Scientists from the Centre analysed a range of existing data and found that this wasn’t true for most mosquito species.

In fact, explains Dr Louise Nørgaard, lead author on the study, larger females contribute disproportionately more to the replenishment of the population so it is not a straight-line relationship. And surprisingly, when we factor in this non-linear relationship smaller females are also contributing more to population replenishment than is assumed in current models.

This is important because increasing temperatures result in smaller females. So, temperatures where populations have been considered unviable, will, in fact, persist.

There is an additional complication when dealing with underlying assumptions of linearity; Jensen’s Inequality. This relates to a counter-intuitive mathematical rule that in non-linear relationships, such as this one, you can’t predict the mean reproductive output from the mean wing length in the same way you can for linear relationships. In fact, reproductive output in warmer climates will be even greater than predicted without accounting for Jensen’s Inequality.

This figure shows how reproductive output changes when the relationship between wing length and reproductive output is modelled as a isometric / linear relationship (blue) or hyperallometric / non-linear relationship (orange) (graph A). In this scenario a 15% reduction in wing length result in a 40% reduction in reproductive output when you consider both the shape of the relationship and Jensen’s Inequality (graph B). This contrasts to the 90% reduction in reproductive output that is predicted from an isometric / linear relationship and the 70% reduction in reproductive output if you don’t also account for Jensen’s Inequality (graph C).

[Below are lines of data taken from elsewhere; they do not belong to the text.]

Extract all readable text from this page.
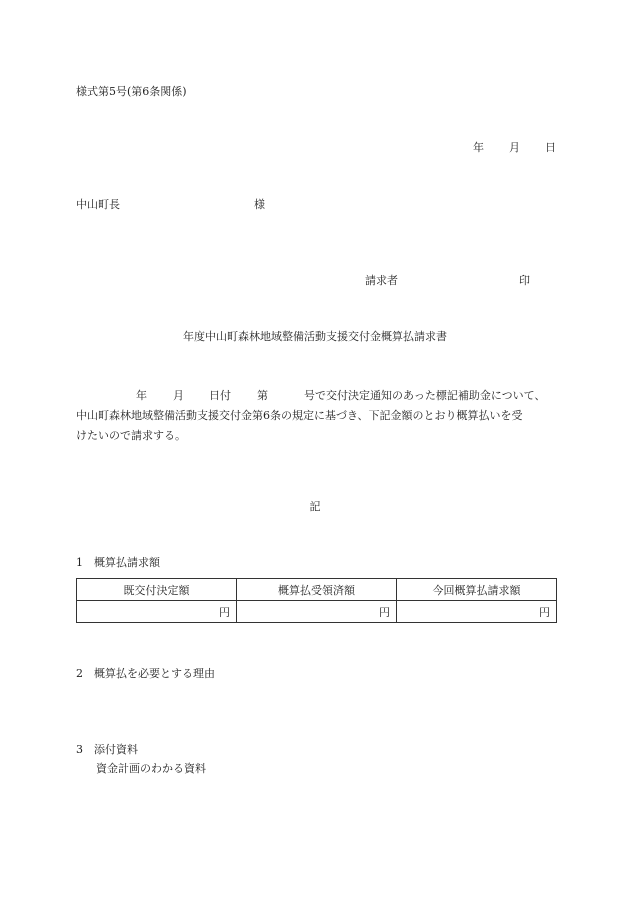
様式第5号(第6条関係)
年 月 日
中山町長	様
請求者	印
年度中山町森林地域整備活動支援交付金概算払請求書
年 月 日付 第	号で交付決定通知のあった標記補助金について、
中山町森林地域整備活動支援交付金第6条の規定に基づき、下記金額のとおり概算払いを受
けたいので請求する。
記
1　概算払請求額
既交付決定額	概算払受領済額	今回概算払請求額
円	円	円
2　概算払を必要とする理由
3　添付資料
資金計画のわかる資料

There is another application of population models that will also be affected by these underlying assumptions. In the fight against Dengue fever, mosquitos that carry a bacteria called Wolbachia are bred in the lab and released into the wild to reduce the transmission of the dengue virus. Females released from the lab are bigger than their wild counterparts and so will contribute disproportionately more to the population when they breed. We are likely underestimating the impact of releasing Wolbachia-infected mosquitos in tackling this disease.

The authors conclude that to predict the response of disease vectors like mosquitos to global change we need to better represent the relationship between size and reproductive output.

This research was published in the journal Global Change Biology.